Knowledge of global oceanic tides has markedly advanced over the last two decades, in no small part because of the near-global measurements provided by satellite altimeters, and especially the long and precise Topex/Poseidon time series e.g. [2]. Satellite altimetry in turn places very severe demands on the accuracy of tidal models. The reason is clear: tides are by far the largest contributor to the variance of sea-surface elevation, so any study of non-tidal ocean signals requires removal of this dominant tidal component. Efforts toward improving models for altimetric tide corrections have understandably focused on deep-water, open-ocean regions. These efforts have produced models thought to be generally accurate to about 2 cm rms. Corresponding tide predictions in shelf and near-coastal regions, however, are far less accurate. This paper discusses the status of our current abilities to provide near-global tidal predictions in shelf and near-coastal waters, highlights some of the difficulties that must be overcome, and attempts to divine a path toward some degree of progress. There are, of course, many groups worldwide who model tides over fairly localized shallow-water regions, and such work is extremely valuable for any altimeter study limited to those regions, but this paper considers the more global models necessary for the general user. There have indeed been efforts to patch local and global models together, but such work is difficult to maintain over many updates and can often encounter problems of proprietary or political nature. Such a path, however, might yet prove the most fruitful, and there are now new plans afoot to try again.

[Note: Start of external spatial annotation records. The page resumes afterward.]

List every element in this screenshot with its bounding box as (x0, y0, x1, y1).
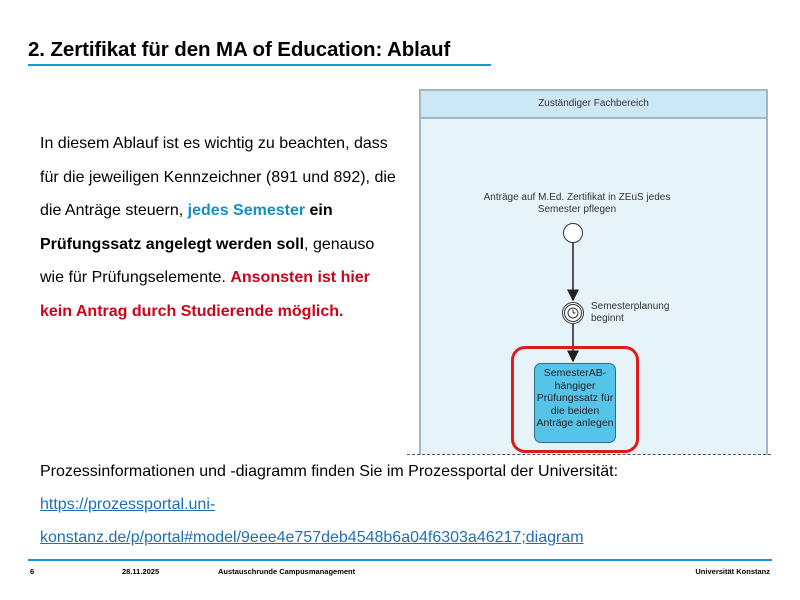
process-diagram (407, 89, 771, 456)
body-text-continuation: , genauso wie für Prüfungselemente. (40, 235, 375, 286)
timer-event-icon (562, 302, 584, 324)
footer-page-number: 6 (30, 567, 35, 576)
footer-event: Austauschrunde Campusmanagement (218, 567, 356, 576)
title-underline (28, 64, 491, 66)
footer-organization: Universität Konstanz (695, 567, 770, 576)
task-box: SemesterAB-hängiger Prüfungssatz für die beiden Anträge anlegen (534, 363, 616, 443)
body-text-highlight-blue: jedes Semester (187, 202, 306, 219)
process-info-text: Prozessinformationen und -diagramm finden Sie im Prozessportal der Universität: (40, 463, 619, 480)
start-event-icon (563, 223, 583, 243)
body-paragraph (40, 127, 400, 328)
process-info (40, 455, 780, 554)
body-text-bold: ein Prüfungssatz angelegt werden soll (40, 202, 333, 253)
start-event-label: Anträge auf M.Ed. Zertifikat in ZEuS jedes Semester pflegen (483, 192, 671, 215)
portal-link-line2[interactable]: konstanz.de/p/portal#model/9eee4e757deb4548b6a04f6303a46217;diagram (40, 529, 584, 546)
portal-link-line1[interactable]: https://prozessportal.uni- (40, 496, 216, 513)
timer-event-label: Semesterplanung beginnt (591, 301, 670, 324)
footer-date: 28.11.2025 (122, 567, 160, 576)
body-text-intro: In diesem Ablauf ist es wichtig zu beachten, dass für die jeweiligen Kennzeichner (891 und 892), die die Anträge steuern, (40, 135, 396, 219)
footer-rule (28, 559, 772, 561)
red-highlight-frame (511, 346, 639, 453)
swimlane-header: Zuständiger Fachbereich (421, 91, 766, 119)
slide-title: 2. Zertifikat für den MA of Education: Ablauf (28, 38, 451, 61)
body-text-warning: Ansonsten ist hier kein Antrag durch Studierende möglich. (40, 269, 370, 320)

As is well known, tides in shallow waters tend to be large, possibly nonlinear, and high wavenumber. The short spatial scales mean that current mapping capabilities with (multiple) nadir-oriented altimeters often yield inadequate coverage. This necessitates added reliance on numerical hydrodynamic models and data assimilation, which in turn necessitates very accurate bathymetry with high spatial resolution. Nonlinearity means that many additional compound tides and overtides must be accounted for in our predictions, which increases the degree of modeling effort and increases the amounts of data required to disentangle closely aliased tides.